Sementara itu, bagi penumpang yang mengunggah data biometrik mereka dari kios di Bandara Frankfurt, data itu hanya bisa dipakai selama mereka berada di sana. Begitu penumpang meninggalkan Bandara Frankfurt, data otomatis dihapus.
Dalam keterangan pers, Bandara Frankfurt berencana dalam enam bulan mendatang setengah dari proses pendaftaran keberangkatan penumpang (check in) memakai metode pemindaian biometrik wajah. Targetnya, 12.000 penumpang bisa dilayani dengan cara ini.
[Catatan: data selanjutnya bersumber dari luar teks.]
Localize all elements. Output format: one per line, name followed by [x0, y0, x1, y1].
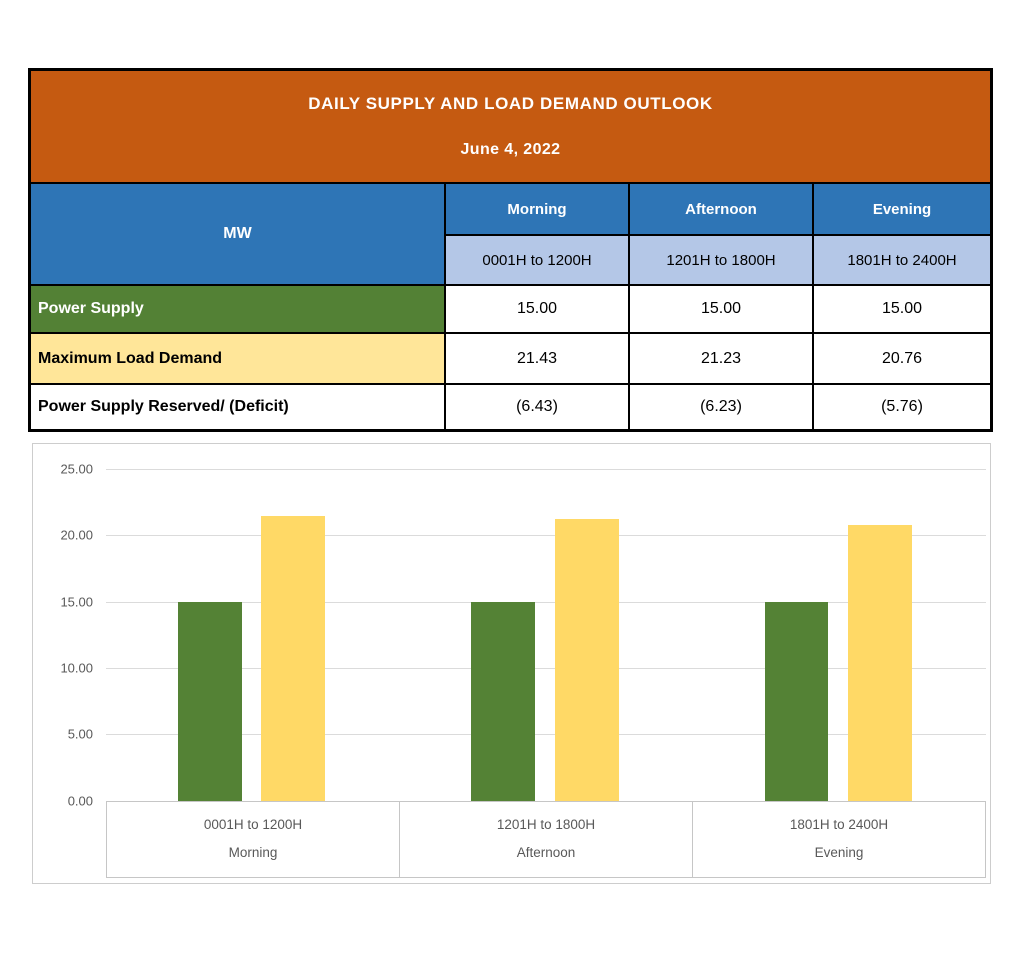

Menurut Prumm, metode ini diterapkan oleh Lufthansa selama pandemi Covid-19. Ketika itu, tujuannya ialah mengurangi kontak fisik antara petugas bandara dan maskapai penerbangan dengan penumpang. Setelah dievaluasi, metode ini ternyata efektif mengurangi lama waktu penumpang mengantre.
Asosiasi Transportasi Udara Internasional (IATA) pada 25 Oktober 2023 meluncurkan laporan terkini mereka. IATA terdiri atas 300 maskapai penerbangan atau setara dengan 80 persen penumpang pesawat sedunia. Menurut laporan itu, para penumpang menginginkan pelayanan yang serba cepat sehingga diperlukan teknologi yang bisa mengurangi waktu tunggu sekaligus memastikan ketepatan kinerja bandara.
Metode berbeda
Pada Juli 2021, maskapai Japan Airways (JAL) juga turut menggunakan pengenalan wajah penumpang. Akan tetapi, caranya berbeda dengan pemindaian biometrik wajah.
Penumpang JAL hanya memotret wajah mereka di kios digital dan sistem kemudian mencocokkan foto itu dengan foto di paspor. Setelah penumpang JAL itu berangkat, data mereka dihapus dari sistem.
Cara ini masih bisa keliru karena ada risiko wajah penumpang sekarang berbeda dari foto mereka di paspor. Menurut majalah Newsweek, pengalaman ini terjadi kepada Joanne Prophet (28), seorang penumpang dari Inggris.
Ia gemar mengubah penampilan dengan cara mengganti warna dan potongan rambut. Akibatnya, ia sering bermasalah di bandara karena petugas kesulitan mencocokkan wajahnya sekarang dengan foto di paspor.
”Saya sudah beberapa kali ditarik petugas ke suatu ruangan untuk diinterogasi karena mereka menganggap wajah saya dengan di foto benar-benar berbeda,” kata Prophet. Di dalam foto paspornya, Prophet berambut pirang terang pendek dan beralis tipis. Sekarang rambutnya coklat sebahu dan alisnya sudah tebal.
Menurut media teknologi CNET edisi 21 Maret 2019, pemindaian biometrik wajah tidak berlandaskan kemiripan antara foto terkini dan foto paspor. Teknologi pindai ini antara lain mengukur jarak antara kedua mata, jarak mata dengan hidung, jarak mata dengan kening, dan ukuran bibir. Seekstrem apa pun seseorang berdandan ataupun mimik wajahnya tidak tenang, algoritma tetap bisa memindai ukuran wajahnya.
Di Singapura, Bandara Changi per 2024 juga mulai memakai teknologi pemindaian biometrik wajah. Menteri Komunikasi Josephine Teo yang dikutip Euronews menjelaskan, penggunaannya baru untuk pergerakan para penumpang di dalam kawasan Changi. Ke depannya akan dipakai untuk memudahkan kinerja imigrasi.